Le bourreau-juré était là. Près de lui se trouvait un homme qu’à la lueur des torches le chevalier reconnut aussitôt: c’était Maurevert. Le chevalier tourna la tête vers son père et sourit. Maurevert était livide et tremblant de haine impatiente.


Trente arquebusiers se rangèrent autour de la salle aux voûtes surbaissées. De six en six hommes, il y avait une torche. Les Pardaillan virent tout cela d’un coup d’œil. Ils virent le chevalet de torture, avec ses ais, ses cordes, les cordes de bois et le maillet posés sur une dalle; ils virent un brasier où chauffaient des fers, des tenailles. Ils virent le bourreau qui donnait des instructions à deux hommes: ses aides; ils virent Montluc qui causait avec Maurevert… ce fut, dans une seconde, une atroce vision de cauchemar.


– Par lequel commençons-nous? demanda Montluc.


– Monsieur… fit le chevalier en avançant d’un pas.


Aussitôt dix mains rudes s’abattirent sur lui comme si on eût craint quelque tentative désespérée.


– Que voulez-vous? grommela Montluc.


– Une grâce, dit le chevalier en affermissant sa voix d’un effort terrible.


– Parlez…


– Faites que je sois questionné le premier.


– Morbleu! cria le vieux Pardaillan, ce que tu demandes là est injuste. Honneur à la vieillesse, que diable!


– Moi, ça m’est égal, dit Montluc qui interrogea Maurevert du regard.


Maurevert chercha les yeux du chevalier; mais le jeune homme avait tourné vers son père un suprême regard d’adieu.


– Le vieux d’abord! gronda Maurevert avec un accent de haine implacable.

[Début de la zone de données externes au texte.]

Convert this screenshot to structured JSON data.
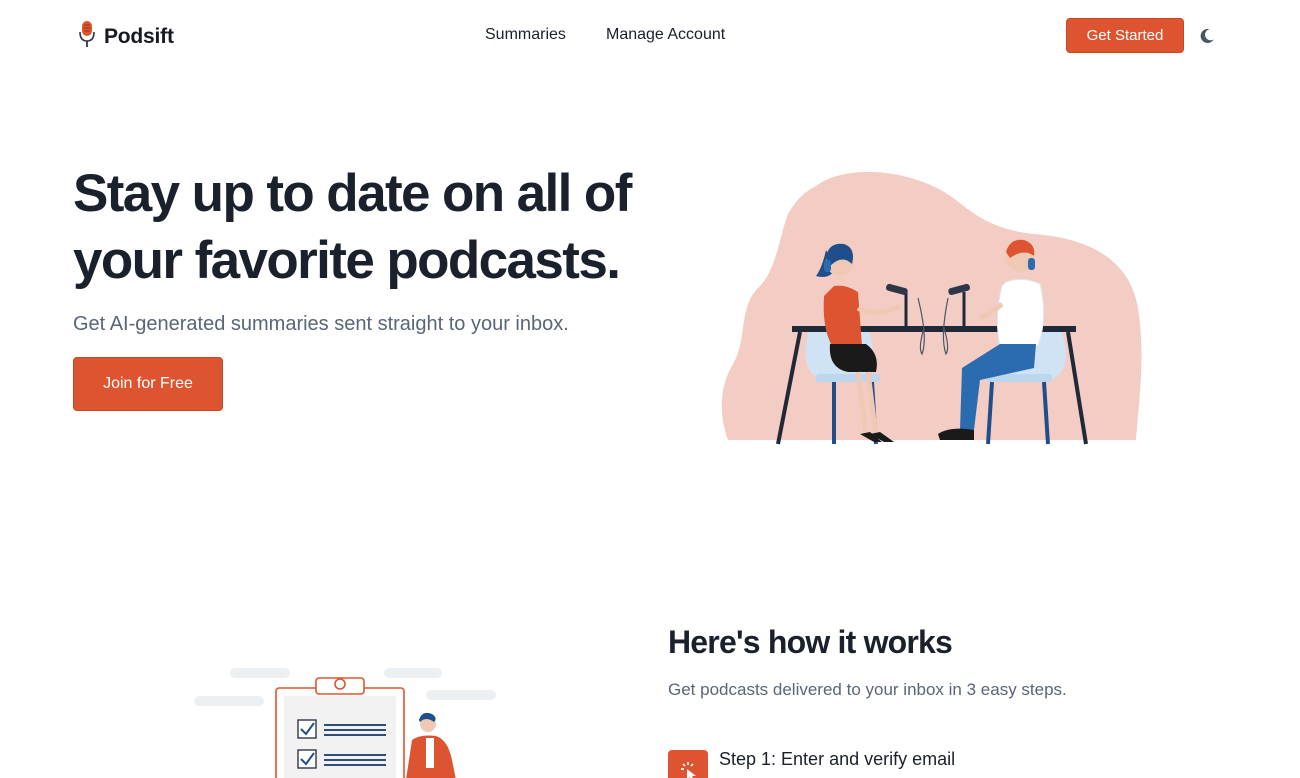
{
  "nav": {
    "brand": "Podsift",
    "brand_icon": "microphone-icon",
    "links": [
      "Summaries",
      "Manage Account"
    ],
    "cta": "Get Started",
    "theme_icon": "moon-icon"
  },
  "hero": {
    "title": "Stay up to date on all of your favorite podcasts.",
    "subtitle": "Get AI-generated summaries sent straight to your inbox.",
    "cta": "Join for Free",
    "illustration": "podcast-recording-illustration"
  },
  "how": {
    "title": "Here's how it works",
    "subtitle": "Get podcasts delivered to your inbox in 3 easy steps.",
    "steps": [
      {
        "label": "Step 1: Enter and verify email",
        "icon": "cursor-click-icon"
      }
    ],
    "illustration": "clipboard-checklist-illustration"
  },
  "colors": {
    "accent": "#dd5530",
    "heading": "#1a202c",
    "muted": "#5a6577",
    "blob": "#f3cdc3"
  }
}
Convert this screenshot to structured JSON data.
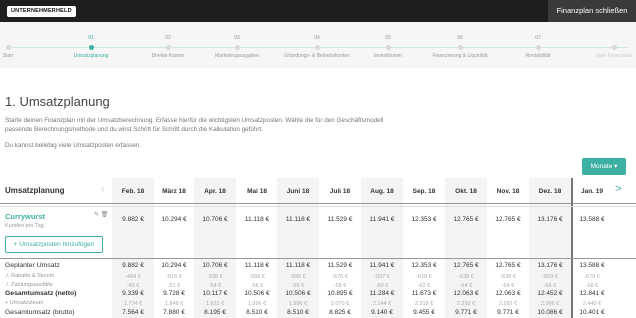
{
  "header": {
    "logo": "UNTERNEHMERHELD",
    "close_label": "Finanzplan schließen"
  },
  "stepper": {
    "steps": [
      {
        "num": "",
        "label": "Start"
      },
      {
        "num": "01",
        "label": "Umsatzplanung",
        "active": true
      },
      {
        "num": "02",
        "label": "Direkte Kosten"
      },
      {
        "num": "03",
        "label": "Marketingausgaben"
      },
      {
        "num": "04",
        "label": "Gründungs- & Betriebskosten"
      },
      {
        "num": "05",
        "label": "Investitionen"
      },
      {
        "num": "06",
        "label": "Finanzierung & Liquidität"
      },
      {
        "num": "07",
        "label": "Rentabilität"
      },
      {
        "num": "",
        "label": "Dein Finanzplan"
      }
    ]
  },
  "page": {
    "title": "1. Umsatzplanung",
    "intro": "Starte deinen Finanzplan mit der Umsatzberechnung. Erfasse hierfür die wichtigsten Umsatzposten. Wähle die für den Geschäftsmodell passende Berechnungsmethode und du wirst Schritt für Schritt durch die Kalkulation geführt.",
    "intro2": "Du kannst beliebig viele Umsatzposten erfassen.",
    "monate_button": "Monate ▾"
  },
  "table": {
    "title": "Umsatzplanung",
    "prev_arrow": "‹",
    "next_arrow": ">",
    "months": [
      "Feb. 18",
      "März 18",
      "Apr. 18",
      "Mai 18",
      "Juni 18",
      "Juli 18",
      "Aug. 18",
      "Sep. 18",
      "Okt. 18",
      "Nov. 18",
      "Dez. 18",
      "Jan. 19"
    ],
    "item": {
      "name": "Currywurst",
      "subtitle": "Kunden pro Tag",
      "values": [
        "9.882 €",
        "10.294 €",
        "10.706 €",
        "11.118 €",
        "11.118 €",
        "11.529 €",
        "11.941 €",
        "12.353 €",
        "12.765 €",
        "12.765 €",
        "13.176 €",
        "13.588 €"
      ]
    },
    "add_button": "+ Umsatzposten hinzufügen",
    "summary": [
      {
        "label": "Geplanter Umsatz",
        "style": "normal",
        "values": [
          "9.882 €",
          "10.294 €",
          "10.706 €",
          "11.118 €",
          "11.118 €",
          "11.529 €",
          "11.941 €",
          "12.353 €",
          "12.765 €",
          "12.765 €",
          "13.176 €",
          "13.588 €"
        ]
      },
      {
        "label": "./. Rabatte & Skonto",
        "style": "small",
        "values": [
          "-494 €",
          "-515 €",
          "-535 €",
          "-556 €",
          "-556 €",
          "-576 €",
          "-597 €",
          "-618 €",
          "-638 €",
          "-638 €",
          "-659 €",
          "-679 €"
        ]
      },
      {
        "label": "./. Zahlungsausfälle",
        "style": "small",
        "values": [
          "-49 €",
          "-51 €",
          "-54 €",
          "-56 €",
          "-56 €",
          "-58 €",
          "-60 €",
          "-62 €",
          "-64 €",
          "-64 €",
          "-66 €",
          "-68 €"
        ]
      },
      {
        "label": "Gesamtumsatz (netto)",
        "style": "bold",
        "values": [
          "9.339 €",
          "9.728 €",
          "10.117 €",
          "10.506 €",
          "10.506 €",
          "10.895 €",
          "11.284 €",
          "11.673 €",
          "12.063 €",
          "12.063 €",
          "12.452 €",
          "12.841 €"
        ]
      },
      {
        "label": "+ Umsatzsteuer",
        "style": "small",
        "values": [
          "1.774 €",
          "1.848 €",
          "1.922 €",
          "1.996 €",
          "1.996 €",
          "2.070 €",
          "2.144 €",
          "2.218 €",
          "2.292 €",
          "2.292 €",
          "2.366 €",
          "2.440 €"
        ]
      },
      {
        "label": "Gesamtumsatz (brutto)",
        "style": "normal",
        "values": [
          "7.564 €",
          "7.880 €",
          "8.195 €",
          "8.510 €",
          "8.510 €",
          "8.825 €",
          "9.140 €",
          "9.455 €",
          "9.771 €",
          "9.771 €",
          "10.086 €",
          "10.401 €"
        ]
      }
    ]
  }
}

Il avait deviné tout ce que le chevalier allait souffrir en voyant torturer son père. En même temps, il recula vivement vers une porte qui donnait sur une porte de cabinet où divers ustensiles étaient rangés. Là, dans l’ombre, une femme vêtue de noir, le visage couvert d’un long voile, attendait, semblable au génie familier de cet enfer.


Elle fit un signe à Maurevert, qui cria:


– Allons, bourreau, commence ton office.


– Nous disons le plus vieux d’abord? demanda le bourreau d’une voix indifférente.


– Oui. Allons. Dépêche! répondit Maurevert qui haletait.


Les deux aides, le bourreau et quelques gardes saisirent le vieux routier.


– Mon père! mon père! rugit le chevalier dans une clameur déchirante.


Et le désespoir le galvanisant d’une secousse électrique, il se courba, se raidit, se secoua, faisant vaciller et trembler les huit gardes qui essayaient de le maintenir. Il y eut une minute de tumulte et de désordre, Montluc tirait sa dague, et Maurevert cria: Les chaînes! les chaînes! lorsque tout à coup la porte de la chambre des questions s’ouvrit, et une voix haletante, une voix de femme, éclatante, domina les bruits de l’affreuse lutte:


– Au nom du roi!… Il y a sursis!…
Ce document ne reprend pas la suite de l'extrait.